"La comunità internazionale si è accontentata delle promesse di Teheran, ha concentrato la sua attenzione sulla questione nucleare e ha accettato le blande rassicurazioni del regime. Ma il risultato è che in Iran è in corso una repressione interna ben più dura di quanto il mondo occidentale possa immaginare. Mentre lavorava per ottenere credibilità internazionale, il regime era impietoso nei confronti dei dissidenti e i governi occidentali erano troppo preoccupati a raggiungere un compromesso sul nucleare per accorgersi dell'emergenza".
Non sembra affatto stupita Emma Bonino, paladina dei diritti umani e delle donne, della bocciatura della legge sulla parità dei sessi, avvenuta ieri nel Parlamento iraniano. Dal Cairo, dove si trova in questi giorni, l'esponente radicale ricorda le mosse che nel Paese, il cui sistema giudiziario è basato sulla "sharia", hanno anticipato il voto di ieri.
"Era febbraio, solo qualche mese fa, quando la maggior parte dei candidati riformisti furono esclusi dal voto per il rinnovo del Parlamento. Ci furono proteste, sit-in dentro e fuori dall' aula, ma non mi sembra che il mondo allora si strappò i capelli per quello che stava avvenendo".
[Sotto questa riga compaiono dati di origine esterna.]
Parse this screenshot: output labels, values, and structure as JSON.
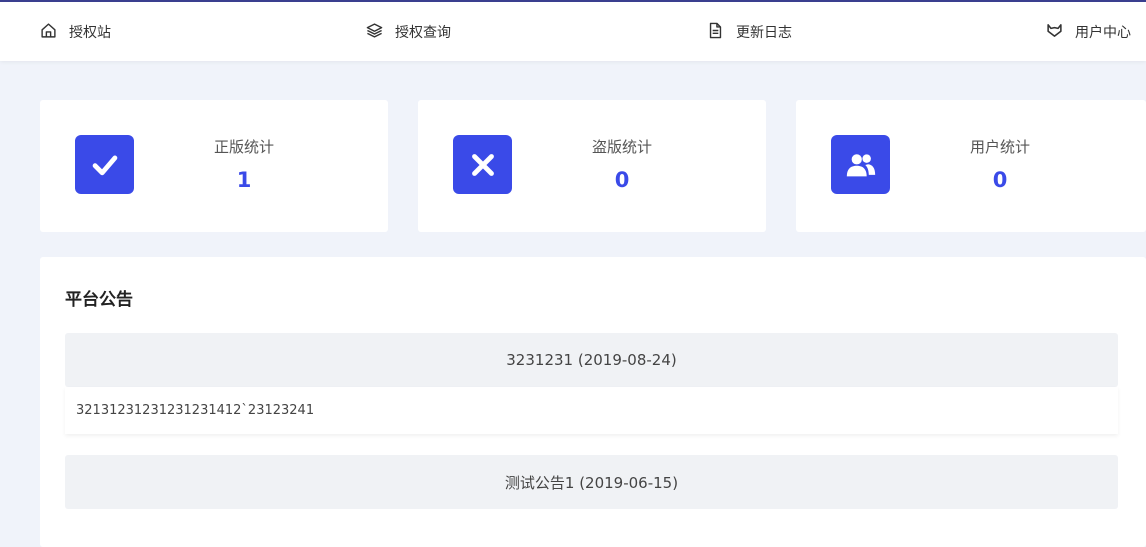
{
  "nav": {
    "items": [
      {
        "label": "授权站",
        "icon": "home-icon"
      },
      {
        "label": "授权查询",
        "icon": "layers-icon"
      },
      {
        "label": "更新日志",
        "icon": "document-icon"
      },
      {
        "label": "用户中心",
        "icon": "fox-icon"
      }
    ]
  },
  "stats": [
    {
      "label": "正版统计",
      "value": "1",
      "icon": "check-icon"
    },
    {
      "label": "盗版统计",
      "value": "0",
      "icon": "close-icon"
    },
    {
      "label": "用户统计",
      "value": "0",
      "icon": "users-icon"
    }
  ],
  "notices": {
    "title": "平台公告",
    "items": [
      {
        "heading": "3231231 (2019-08-24)",
        "content": "32131231231231231412`23123241"
      },
      {
        "heading": "测试公告1 (2019-06-15)",
        "content": ""
      }
    ]
  },
  "colors": {
    "accent": "#3a4ae8",
    "background": "#f0f3fa"
  }
}
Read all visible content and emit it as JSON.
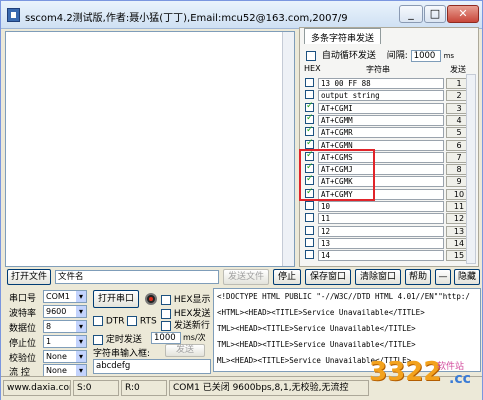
{
  "window": {
    "title": "sscom4.2测试版,作者:聂小猛(丁丁),Email:mcu52@163.com,2007/9",
    "min": "_",
    "max": "□",
    "close": "✕"
  },
  "multi": {
    "tab": "多条字符串发送",
    "auto_loop_label": "自动循环发送",
    "interval_label": "间隔:",
    "interval_value": "1000",
    "interval_unit": "ms",
    "col_hex": "HEX",
    "col_string": "字符串",
    "col_send": "发送",
    "rows": [
      {
        "checked": false,
        "cmd": "13 00 FF 88",
        "num": "1"
      },
      {
        "checked": false,
        "cmd": "output string",
        "num": "2"
      },
      {
        "checked": true,
        "cmd": "AT+CGMI",
        "num": "3"
      },
      {
        "checked": true,
        "cmd": "AT+CGMM",
        "num": "4"
      },
      {
        "checked": true,
        "cmd": "AT+CGMR",
        "num": "5"
      },
      {
        "checked": true,
        "cmd": "AT+CGMN",
        "num": "6"
      },
      {
        "checked": true,
        "cmd": "AT+CGMS",
        "num": "7"
      },
      {
        "checked": true,
        "cmd": "AT+CGMJ",
        "num": "8"
      },
      {
        "checked": true,
        "cmd": "AT+CGMK",
        "num": "9"
      },
      {
        "checked": true,
        "cmd": "AT+CGMY",
        "num": "10"
      },
      {
        "checked": false,
        "cmd": "10",
        "num": "11"
      },
      {
        "checked": false,
        "cmd": "11",
        "num": "12"
      },
      {
        "checked": false,
        "cmd": "12",
        "num": "13"
      },
      {
        "checked": false,
        "cmd": "13",
        "num": "14"
      },
      {
        "checked": false,
        "cmd": "14",
        "num": "15"
      }
    ]
  },
  "toolbar": {
    "open_file": "打开文件",
    "file_name": "文件名",
    "send_file": "发送文件",
    "stop": "停止",
    "save_window": "保存窗口",
    "clear_window": "清除窗口",
    "help": "帮助",
    "dash": "—",
    "hide": "隐藏"
  },
  "serial": {
    "port_label": "串口号",
    "port_value": "COM1",
    "baud_label": "波特率",
    "baud_value": "9600",
    "databits_label": "数据位",
    "databits_value": "8",
    "stopbits_label": "停止位",
    "stopbits_value": "1",
    "parity_label": "校验位",
    "parity_value": "None",
    "flow_label": "流 控",
    "flow_value": "None",
    "open_port": "打开串口",
    "hex_display": "HEX显示",
    "hex_send": "HEX发送",
    "send_newline": "发送新行",
    "dtr": "DTR",
    "rts": "RTS",
    "timed_send": "定时发送",
    "timed_value": "1000",
    "timed_unit": "ms/次",
    "string_input_label": "字符串输入框:",
    "send_button": "发送",
    "input_value": "abcdefg"
  },
  "output": {
    "lines": [
      "<!DOCTYPE HTML PUBLIC \"-//W3C//DTD HTML 4.01//EN\"\"http:/",
      "<HTML><HEAD><TITLE>Service Unavailable</TITLE>",
      "TML><HEAD><TITLE>Service Unavailable</TITLE>",
      "TML><HEAD><TITLE>Service Unavailable</TITLE>",
      "ML><HEAD><TITLE>Service Unavailable</TITLE>"
    ]
  },
  "status": {
    "site": "www.daxia.cor",
    "s": "S:0",
    "r": "R:0",
    "port_status": "COM1 已关闭  9600bps,8,1,无校验,无流控"
  },
  "logo": {
    "text": "3322",
    "sub": "软件站",
    "cc": ".cc"
  }
}
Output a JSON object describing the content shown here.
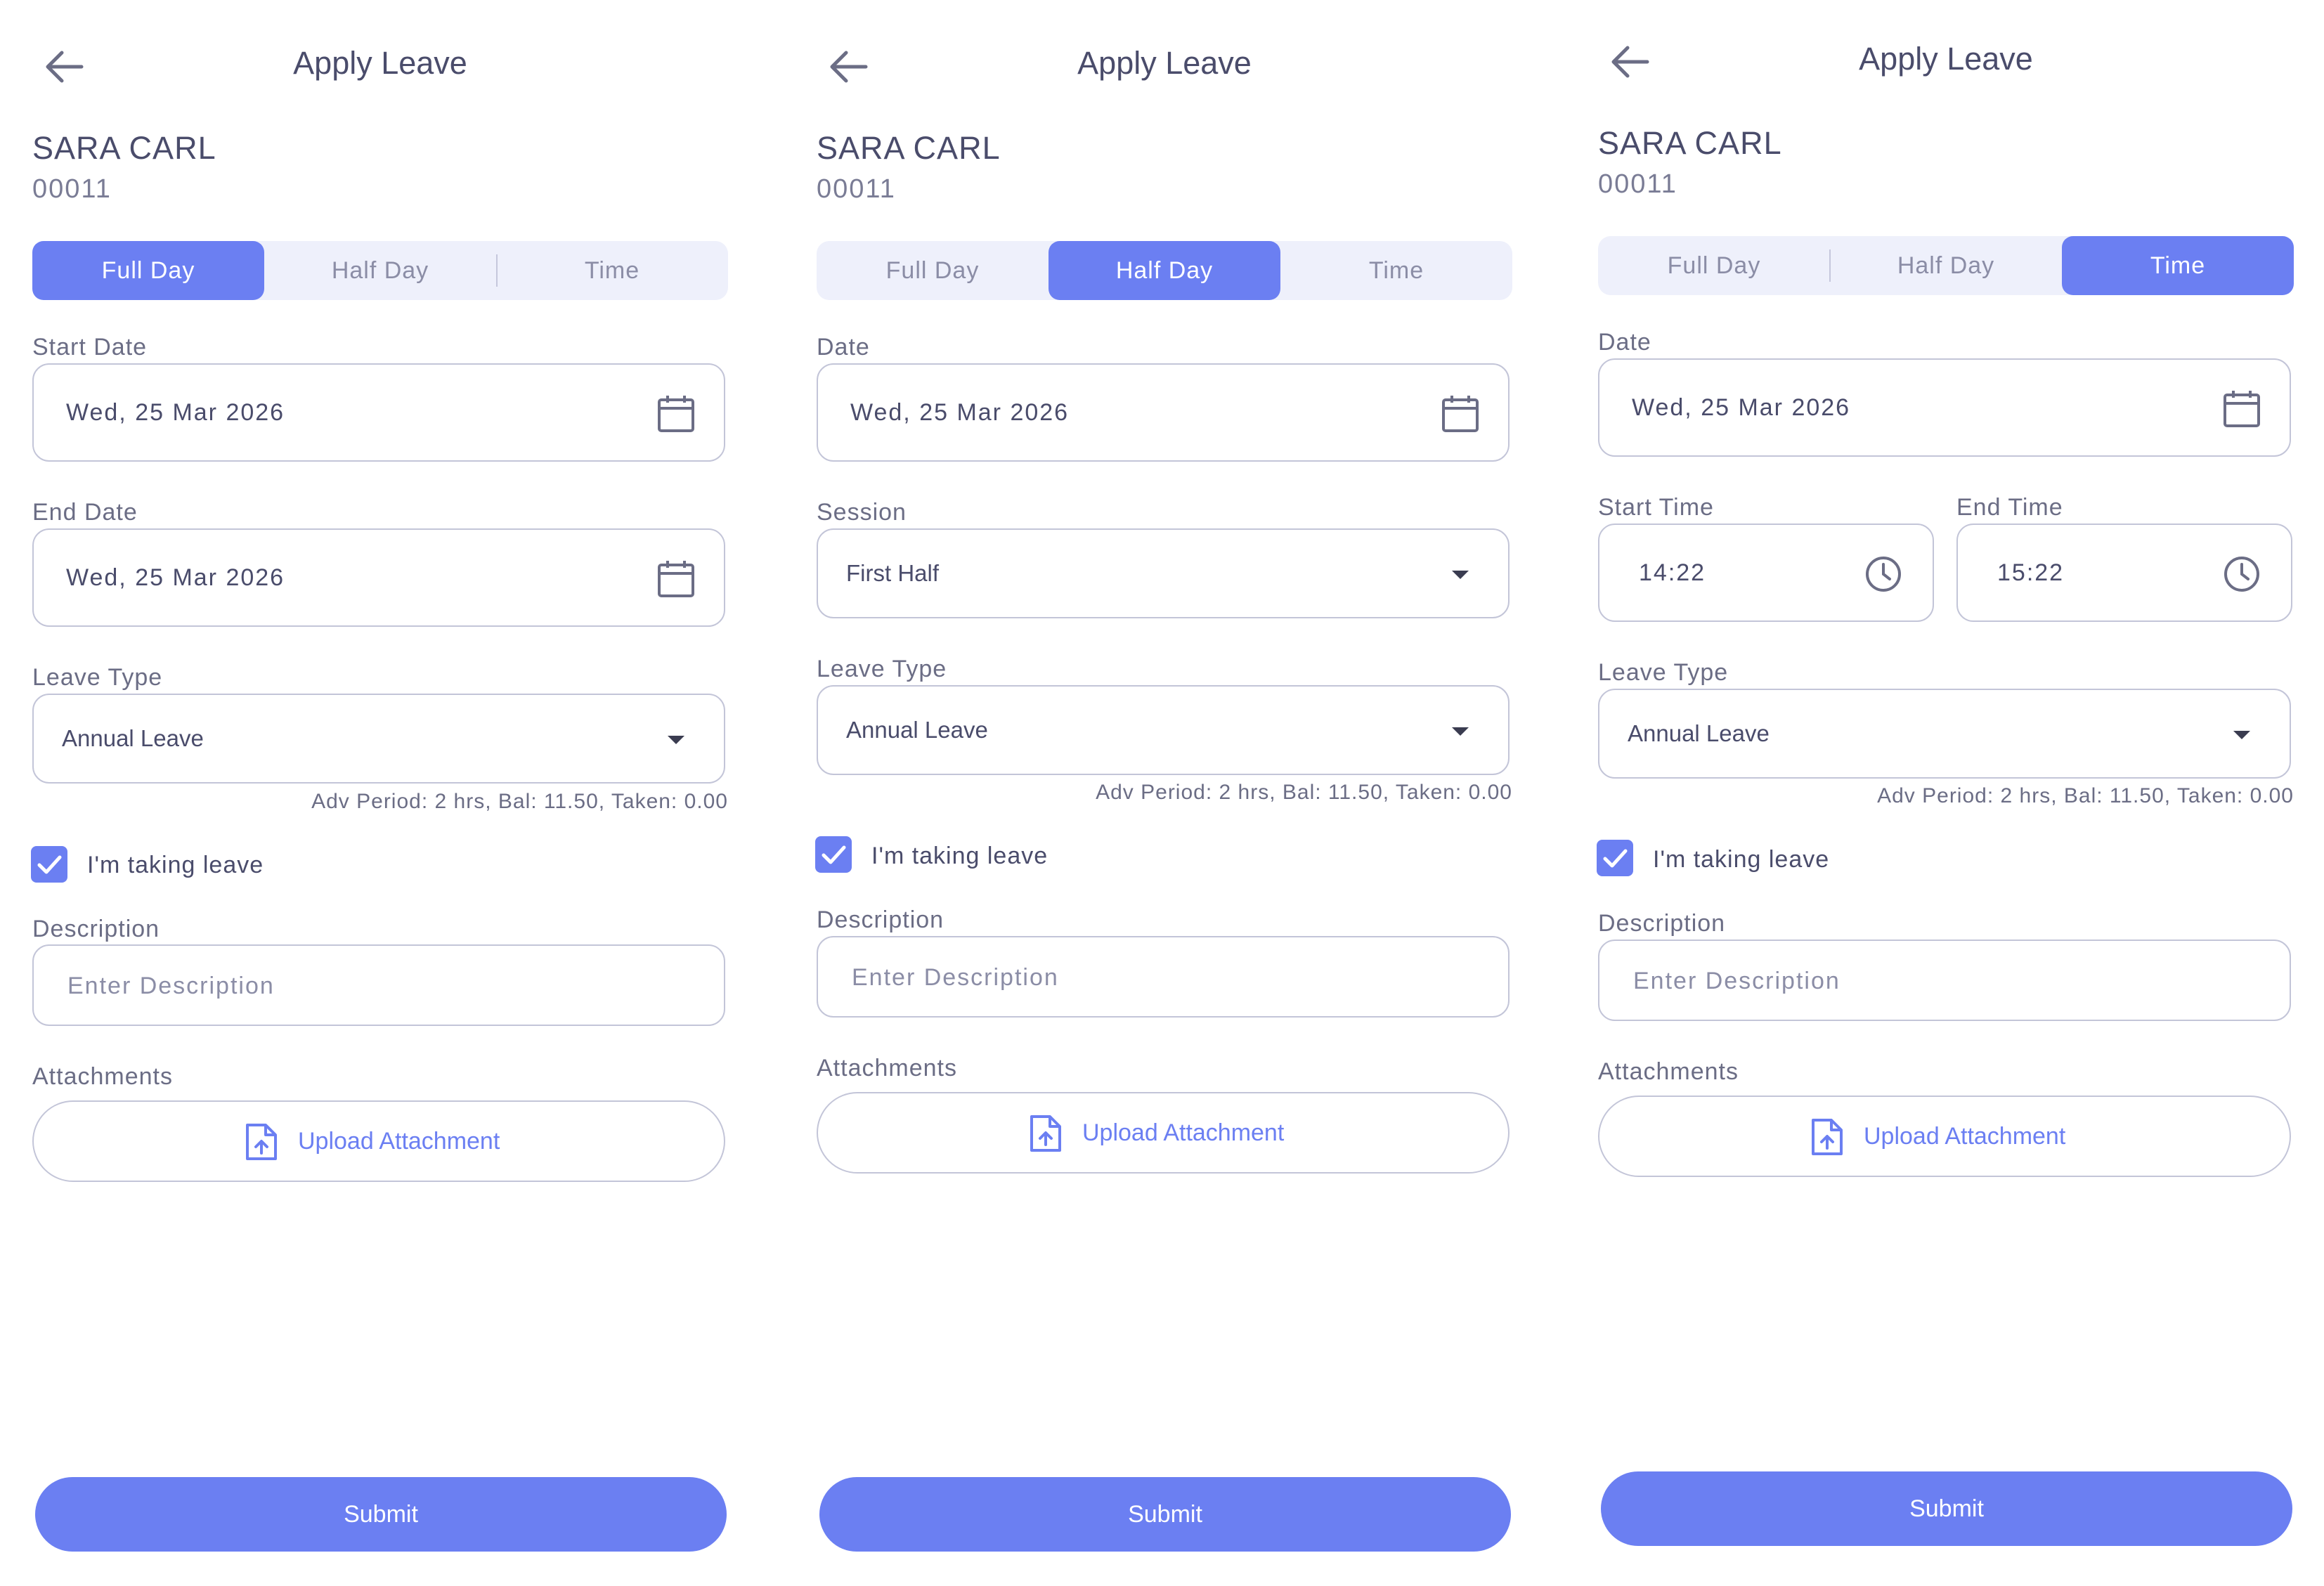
{
  "header": {
    "title": "Apply Leave"
  },
  "employee": {
    "name": "SARA CARL",
    "id": "00011"
  },
  "tabs": {
    "full_day": "Full Day",
    "half_day": "Half Day",
    "time": "Time"
  },
  "screens": [
    {
      "active_tab": "Full Day",
      "start_date_label": "Start Date",
      "start_date_value": "Wed, 25 Mar 2026",
      "end_date_label": "End Date",
      "end_date_value": "Wed, 25 Mar 2026"
    },
    {
      "active_tab": "Half Day",
      "date_label": "Date",
      "date_value": "Wed, 25 Mar 2026",
      "session_label": "Session",
      "session_value": "First Half"
    },
    {
      "active_tab": "Time",
      "date_label": "Date",
      "date_value": "Wed, 25 Mar 2026",
      "start_time_label": "Start Time",
      "start_time_value": "14:22",
      "end_time_label": "End Time",
      "end_time_value": "15:22"
    }
  ],
  "leave_type": {
    "label": "Leave Type",
    "value": "Annual Leave"
  },
  "balance_hint": "Adv Period: 2 hrs, Bal: 11.50, Taken: 0.00",
  "taking_leave": {
    "label": "I'm taking leave",
    "checked": true
  },
  "description": {
    "label": "Description",
    "placeholder": "Enter Description"
  },
  "attachments": {
    "label": "Attachments",
    "button": "Upload Attachment"
  },
  "submit": {
    "label": "Submit"
  },
  "colors": {
    "accent": "#6b7ff2",
    "text": "#4a4c6b",
    "border": "#c3c5d8",
    "segment_bg": "#eef0fb"
  },
  "icons": [
    "arrow-left-icon",
    "calendar-icon",
    "clock-icon",
    "caret-down-icon",
    "check-icon",
    "file-upload-icon"
  ]
}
Ma allora per l'Iran non c’è speranza? Il presidente riformista Khatami ha perso definitivamente la sua battaglia?
"Il percorso verso la democrazia è ancora lungo. Non credo che esistano processi irreversibili, ma bisogna riconoscere che gli stessi riformatori che hanno sostenuto il presidente ora sono scoraggiati e disillusi".
Tutte le tredici donne presenti nel Parlamento hanno votato contro la legge. Si tratta di sudditanza psicologica, oppure solo dei timore dl ritorsioni del regime?
"Le donne non sono una categoria, io non l'ho mai sostenuto. Sono esseri umani, e non necessariamente progressisti. Non è vero che basta essere donne per sostenere i diritti delle donne. Certo, non escludo che anche la paura possa aver condizionato quelle parlamentari".
Come spiega questo accanimento contro le donne?
"Il dato è storico, ricordiamoci della caccia alle streghe. In un regime teocratico, tutti sono oppressi, e le donne sono le più oppresse tra gli oppressi".
Ma allora la battaglia contro l burqa e la discriminazione femminile nel mondo è solo un miraggio?
"Nel mondo arabo ci sono grandi testimonianze di passi avanti. E l'Afghanistan di oggi non è lontanamente paragonabile al Paese guidato dai talebani. Le battaglie da fare sono le stesse che sono state combattute in Sicilia, per esempio, quando Milano e Roma sembravano lontane anni luce dal sud Italia".
Quali sono le iniziative che lei ha in cantiere per la difesa del diritti delle donne?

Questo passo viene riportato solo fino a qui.